KUNDUZ -- Members of a civilian peace movement and residents of Kunduz city gathered at rallies last week calling for peace in the country.
"The war has inflicted many losses on Afghans, and one of the criteria that brings us closer to peace is mobilising and uniting Afghans," Enayatullah Khaliq, director of a civil society network in Kunduz, said at the rally on February 7.
"In light of [our] Islamic, cultural and historic values, we have to work for peace by supporting peace and avoiding conflict," added Khaliq.
Representatives of a traveling peace caravan, who have visited 22 provinces in the past 1½ years, said at the rally they plan to organise a large gathering soon in Kabul.
"We met with some of the Taliban leaders in December 2019 and told them no matter why they are upset with the government, we were able to facilitate [their talks] so that we can achieve peace, and to [stop] the everyday killing of Afghans on both sides," said Iqbal Khyber, who is leading the caravan. "They accepted our request."
His group, known as the People's Peace Movement, spoke with residents of the provinces about organising a gathering in Kabul to ensure that all members of society could take part in the event, said Khyber.
The gathering in Kabul is aimed at bringing Afghans together so that they can engage in a dialog with each other, he added.
"Residents of Kunduz are thirstier for peace and security than the residents of any other province," said Mirza Muhammad Laghmani, a tribal elder in Kunduz.
"If 50 Afghans are attending the gathering from each of the provinces, about 500 residents will be ready to voluntarily participate from [Kunduz] province since they will never forget the troubles they have been through in the past two decades of war," he said.
Peace in every village
"Peace is the right of every Afghan citizen, and we will try to achieve this goal to the last drop of our blood," said Abdul Hadi Shafiq, a member of the caravan.
"Parties to the conflict should not prefer their personal interest over the public's desires by continuing the war and killing their brothers," he said.
Meanwhile, more than 200 residents declared their support for the civilian peace caravan at a gathering on February 8 in Kunduz city and called for peace in the country.
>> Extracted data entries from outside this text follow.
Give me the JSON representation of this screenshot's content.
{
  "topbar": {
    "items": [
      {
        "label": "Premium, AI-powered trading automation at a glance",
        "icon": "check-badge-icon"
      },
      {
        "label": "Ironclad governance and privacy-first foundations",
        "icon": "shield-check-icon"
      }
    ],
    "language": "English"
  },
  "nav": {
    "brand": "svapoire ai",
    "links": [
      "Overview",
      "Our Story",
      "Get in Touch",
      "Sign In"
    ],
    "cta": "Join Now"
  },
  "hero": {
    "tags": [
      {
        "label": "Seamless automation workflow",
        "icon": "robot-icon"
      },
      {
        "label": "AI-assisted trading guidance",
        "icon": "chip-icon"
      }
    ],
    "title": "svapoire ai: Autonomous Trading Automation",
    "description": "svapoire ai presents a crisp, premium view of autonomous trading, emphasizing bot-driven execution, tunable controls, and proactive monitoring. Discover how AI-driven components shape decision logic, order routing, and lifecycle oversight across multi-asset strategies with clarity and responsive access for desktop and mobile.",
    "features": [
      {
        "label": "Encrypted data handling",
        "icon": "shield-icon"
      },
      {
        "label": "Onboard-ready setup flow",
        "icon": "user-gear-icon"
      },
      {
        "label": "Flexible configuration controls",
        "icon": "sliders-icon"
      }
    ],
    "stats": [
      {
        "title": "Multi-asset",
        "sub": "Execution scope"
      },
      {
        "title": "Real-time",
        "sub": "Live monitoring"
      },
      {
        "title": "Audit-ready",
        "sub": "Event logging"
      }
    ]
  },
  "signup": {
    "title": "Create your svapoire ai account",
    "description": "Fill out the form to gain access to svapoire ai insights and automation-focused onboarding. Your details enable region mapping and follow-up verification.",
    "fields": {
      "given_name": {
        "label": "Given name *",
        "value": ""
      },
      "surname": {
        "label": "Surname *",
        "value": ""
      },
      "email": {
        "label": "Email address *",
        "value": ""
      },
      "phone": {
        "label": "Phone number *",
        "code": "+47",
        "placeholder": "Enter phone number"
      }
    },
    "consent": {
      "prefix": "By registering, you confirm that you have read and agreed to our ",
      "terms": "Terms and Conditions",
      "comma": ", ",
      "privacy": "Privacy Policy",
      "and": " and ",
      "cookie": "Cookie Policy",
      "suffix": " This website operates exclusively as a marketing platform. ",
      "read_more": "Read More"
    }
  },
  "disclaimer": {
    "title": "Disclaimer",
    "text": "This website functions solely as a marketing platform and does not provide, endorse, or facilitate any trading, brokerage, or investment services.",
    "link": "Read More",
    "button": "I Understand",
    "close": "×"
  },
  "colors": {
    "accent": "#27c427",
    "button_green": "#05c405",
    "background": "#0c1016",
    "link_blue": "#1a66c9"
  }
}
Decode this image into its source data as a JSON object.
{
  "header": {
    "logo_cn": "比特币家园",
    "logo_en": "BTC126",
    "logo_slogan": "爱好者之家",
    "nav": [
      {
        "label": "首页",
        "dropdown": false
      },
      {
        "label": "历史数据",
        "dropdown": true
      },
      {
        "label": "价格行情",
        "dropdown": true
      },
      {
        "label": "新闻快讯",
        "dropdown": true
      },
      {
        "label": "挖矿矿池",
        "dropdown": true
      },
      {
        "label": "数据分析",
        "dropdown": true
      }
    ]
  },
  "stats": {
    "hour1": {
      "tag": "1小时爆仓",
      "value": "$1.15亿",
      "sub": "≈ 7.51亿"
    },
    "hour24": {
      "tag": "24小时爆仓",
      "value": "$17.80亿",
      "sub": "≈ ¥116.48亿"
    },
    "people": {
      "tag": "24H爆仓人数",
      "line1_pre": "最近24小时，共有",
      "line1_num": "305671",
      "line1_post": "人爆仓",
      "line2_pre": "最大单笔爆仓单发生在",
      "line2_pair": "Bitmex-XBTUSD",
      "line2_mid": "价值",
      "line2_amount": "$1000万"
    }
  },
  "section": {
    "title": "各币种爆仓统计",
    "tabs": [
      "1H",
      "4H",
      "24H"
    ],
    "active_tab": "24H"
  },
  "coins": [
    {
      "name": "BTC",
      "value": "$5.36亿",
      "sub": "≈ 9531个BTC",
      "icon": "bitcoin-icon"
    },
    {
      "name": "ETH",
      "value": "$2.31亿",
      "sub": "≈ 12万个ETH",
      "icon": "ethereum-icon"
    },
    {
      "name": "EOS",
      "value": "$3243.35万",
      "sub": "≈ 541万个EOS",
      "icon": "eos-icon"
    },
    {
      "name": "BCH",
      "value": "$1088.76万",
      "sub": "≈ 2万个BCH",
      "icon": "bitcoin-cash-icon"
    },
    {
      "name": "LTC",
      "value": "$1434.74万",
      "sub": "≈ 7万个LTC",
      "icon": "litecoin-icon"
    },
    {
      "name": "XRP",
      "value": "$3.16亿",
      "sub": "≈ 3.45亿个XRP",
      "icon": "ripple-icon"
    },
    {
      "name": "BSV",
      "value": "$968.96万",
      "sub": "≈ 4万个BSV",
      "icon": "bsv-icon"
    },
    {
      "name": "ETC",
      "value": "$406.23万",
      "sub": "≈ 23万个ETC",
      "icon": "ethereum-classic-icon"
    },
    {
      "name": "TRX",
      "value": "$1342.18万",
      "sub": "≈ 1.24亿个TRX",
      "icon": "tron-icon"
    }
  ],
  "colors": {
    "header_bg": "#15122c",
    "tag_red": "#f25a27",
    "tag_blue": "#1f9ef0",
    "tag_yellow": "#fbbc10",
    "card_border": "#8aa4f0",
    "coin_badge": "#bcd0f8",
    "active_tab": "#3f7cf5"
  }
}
"The intra-Afghan peace talks should begin as soon as possible, with Afghans managing them and the international community overseeing and mediating them," said Malalai Saad, a civil society activist in Kunduz city.
"No country has ever reached peace without parties to the conflict talking with each other," she said.
"The war martyrs men, orphans their children and makes their wives widows," she said. "We expect parties to the conflict to, for God's sake, make peace and stop killing their brothers."